Molta parte della nostra sofferenza emotiva ha a che fare col giudizio, con la paura di essere giudicati, col sentirsi costantemente giudicati, col non sentirsi “mai a posto”. Hai la sensazione di rincorrere sempre qualcuno o qualcosa, cercando di… Ma non riuscendo mai a… Cercando di dimostrare di essere adeguato, capace, all’altezza… Ma sentendoti sempre “non abbastanza”.
Tutto questo, se una volta è stato uno scenario esterno, ripetuto in più episodi e scambi con persone importanti della propria crescita, ben presto è diventato un teatro interiore, sempre in scena, in ogni momento, in ogni movimento, in ogni gesto, in ogni pensiero. Per poi ridiventare esterno, proiezione del proprio autogiudizio severo sullo sguardo degli altri, percepiti continuamente minacciosi, pericolosi perché percepiti potenti in quanto in grado di affossare il proprio senso di autostima e veicolare la sensazione e l’idea di essere una persona “sbagliata”.
Nel tempo il giudice si è incarnato. È diventato corpo, sensazioni somatiche di tensione, dolore, pesantezza, malessere somatico generalizzato. E ha anche preso la forma di fantasie e pensieri persecutori, ad esempio sentirsi costantemente sotto tiro degli altri che “pensano di me” che sono “sbagliato”, “cattivo”, “strano”, “diverso”, ecc..
Il corpo malato esprime la psiche addolorata ed insieme urlano rabbia e dolore, paura e desiderio di riscatto.
Ognuno porta appresso questo fardello come meglio riesce, ognuno di noi cerca di conviverci se non riesce a liberarsene completamente.
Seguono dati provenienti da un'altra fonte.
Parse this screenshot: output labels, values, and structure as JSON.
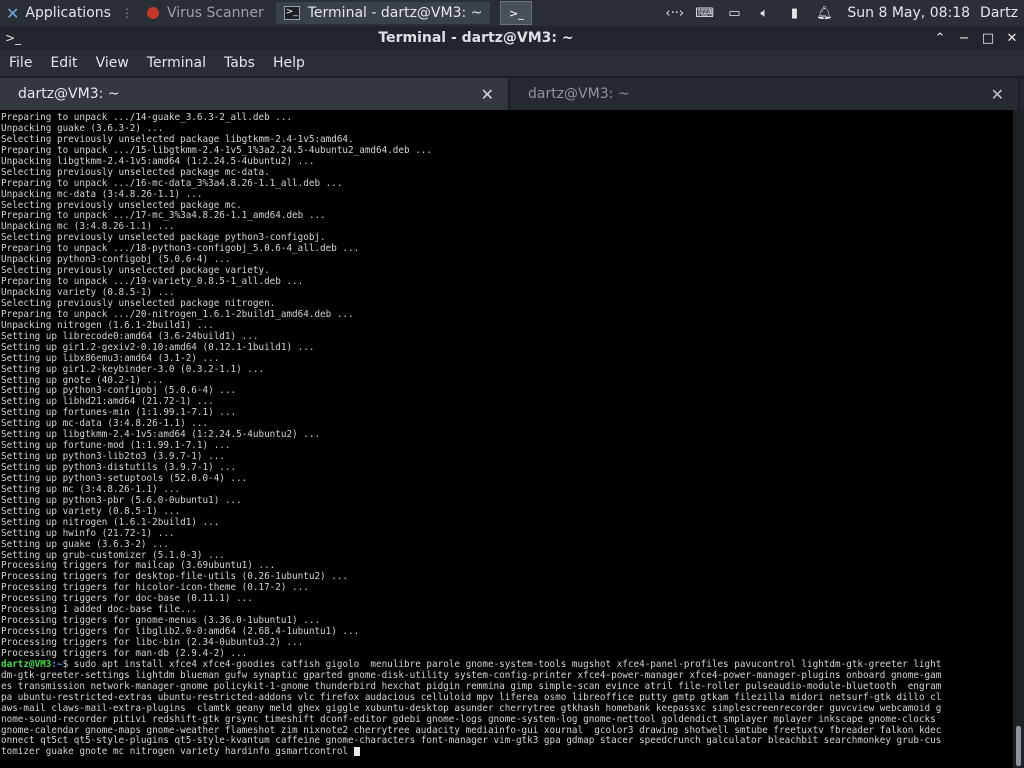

E fare un lavoro su se stessi di emancipazione e liberazione dalla paura del giudizio è un’impresa che dura tutta la vita…
La psicoterapia è uno strumento, tra gli altri, che consente di conoscere ed esplorare questa paura per imparare a venirci a patti…
E ogni persona che lavora su di sé per ridurre il dolore, può farlo: imparando a sentire il corpo come canale di accesso primario e privilegiato alla consapevolezza di sé e alla cura di sé; imparando a riconoscere e governare i pensieri, trasformando il dialogo interiore auto-persecutorio in una serie di pensieri più ‘comprensivi’, utili e realistici; imparando a riconoscere e regolare le emozioni più dolorose; imparando ad adottare comportamenti più sani e utili rispetto ai propri bisogni più vitali; imparando a governare le relazioni interpersonali (a casa, al lavoro, ecc.) in modo da vivere relazioni più soddisfacenti; imparando a fare scelte sempre più orientate dai propri valori consapevoli (cosa è importante per me, che vita vorrei e come devo impegnarmi per cercare di avvicinare la mia vita reale alla mia vita desiderata); imparando ad accettare quella quota di inevitabile frustrazione che è parte integrante del vivere.